Triple M syndrome is a well-known complication of pembrolizumab and other immune checkpoint inhibition (ICI) therapy that entails three components, namely, myocarditis, myositis, and myasthenia gravis, which can present independently or as part of an overlap syndrome.  We present the case of an 80-year-old patient with stage 3C non-small cell lung carcinoma who complained of bulbar and ocular symptoms after the second cycle of pembrolizumab. Based on the integrated clinical picture and comprehensive biochemical markers, a provisional diagnosis of triple M syndrome was established. The patient was initiated on immunomodulatory therapy consisting of intravenous methylprednisolone and intravenous immunoglobulin (IVIG), administered over a five-day course.
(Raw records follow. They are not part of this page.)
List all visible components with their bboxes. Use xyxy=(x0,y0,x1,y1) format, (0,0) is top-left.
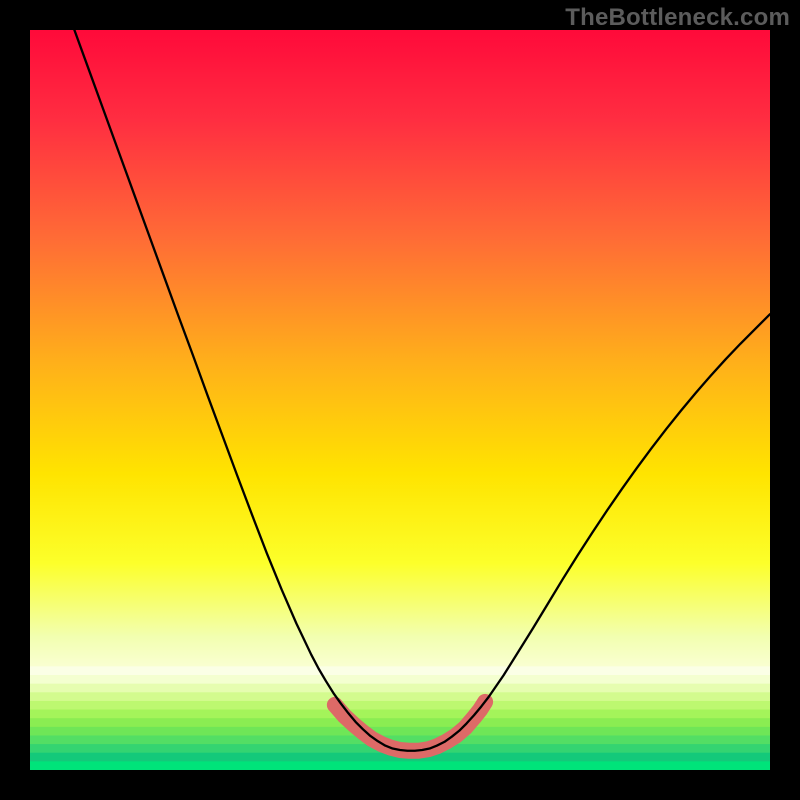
gradient-background xyxy=(30,30,770,770)
chart-stage: TheBottleneck.com xyxy=(0,0,800,800)
plot-area xyxy=(30,30,770,771)
bottleneck-chart xyxy=(0,0,800,800)
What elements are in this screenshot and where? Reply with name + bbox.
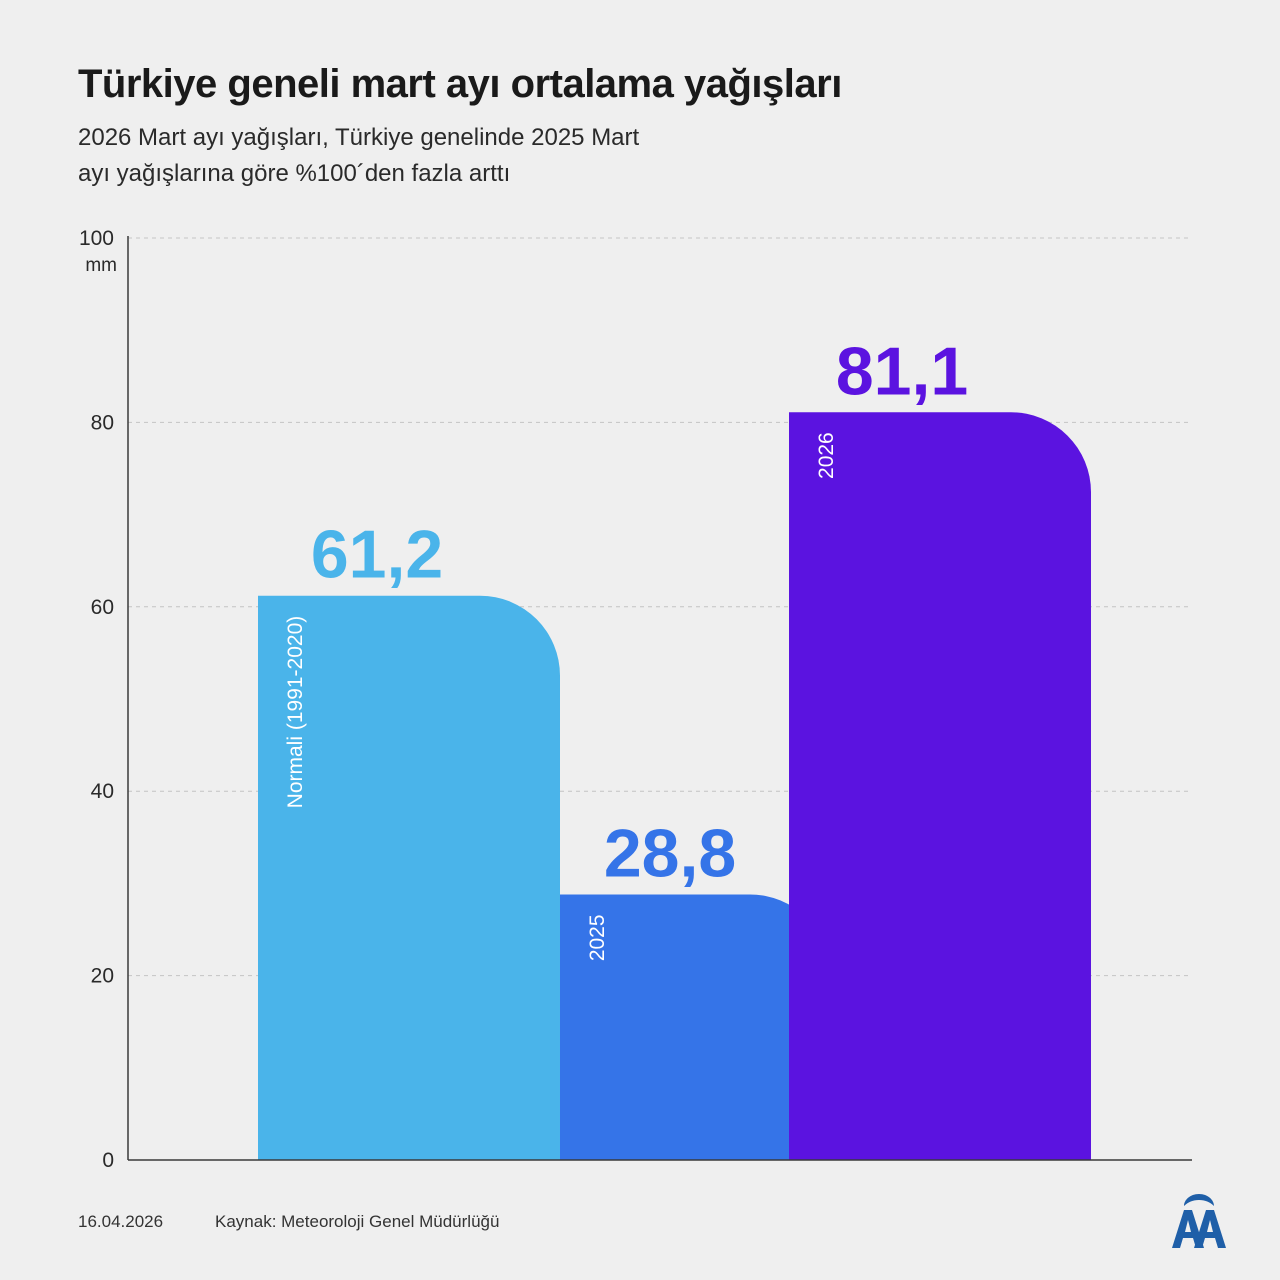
subtitle-line: ayı yağışlarına göre %100´den fazla artt…: [78, 160, 511, 187]
bar-category-label: 2026: [815, 432, 838, 479]
bar-value-label: 81,1: [836, 333, 968, 409]
chart-subtitle: 2026 Mart ayı yağışları, Türkiye genelin…: [78, 120, 798, 192]
aa-logo-icon: [1172, 1194, 1226, 1248]
subtitle-line: 2026 Mart ayı yağışları, Türkiye genelin…: [78, 124, 640, 151]
y-tick-label: 100: [79, 227, 114, 250]
bar-category-label: Normali (1991-2020): [284, 616, 307, 809]
bar-category-label: 2025: [586, 914, 609, 961]
chart-title: Türkiye geneli mart ayı ortalama yağışla…: [78, 62, 842, 106]
y-tick-label: 60: [91, 596, 114, 619]
bar-value-label: 28,8: [604, 815, 736, 891]
y-tick-label: 0: [102, 1149, 114, 1172]
bar: [789, 412, 1091, 1160]
bar: [258, 595, 560, 1160]
y-tick-label: 20: [91, 965, 114, 988]
y-unit-label: mm: [85, 255, 117, 276]
y-tick-label: 80: [91, 411, 114, 434]
footer-source: Kaynak: Meteoroloji Genel Müdürlüğü: [215, 1212, 500, 1231]
bar-value-label: 61,2: [311, 517, 443, 593]
bar: [560, 894, 830, 1160]
y-tick-label: 40: [91, 780, 114, 803]
footer-date: 16.04.2026: [78, 1212, 164, 1231]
Despite first-line immunotherapy, the patient's condition deteriorated within four days of hospital admission. Plasmapheresis was considered but deemed unfeasible due to being too unstable to transfer to the tertiary centre to provide this. Given the lack of therapeutic response, the multidisciplinary team, in agreement with the patient's family, elected to transition the goals of care toward palliation and symptom-focused management. This case report, together with previous reports, underscores the critical importance of maintaining a high index of suspicion for triple M syndrome and initiating prompt intervention in patients receiving ICI therapy. Early identification and timely management are essential for optimizing clinical outcomes and are pivotal in preventing mortality.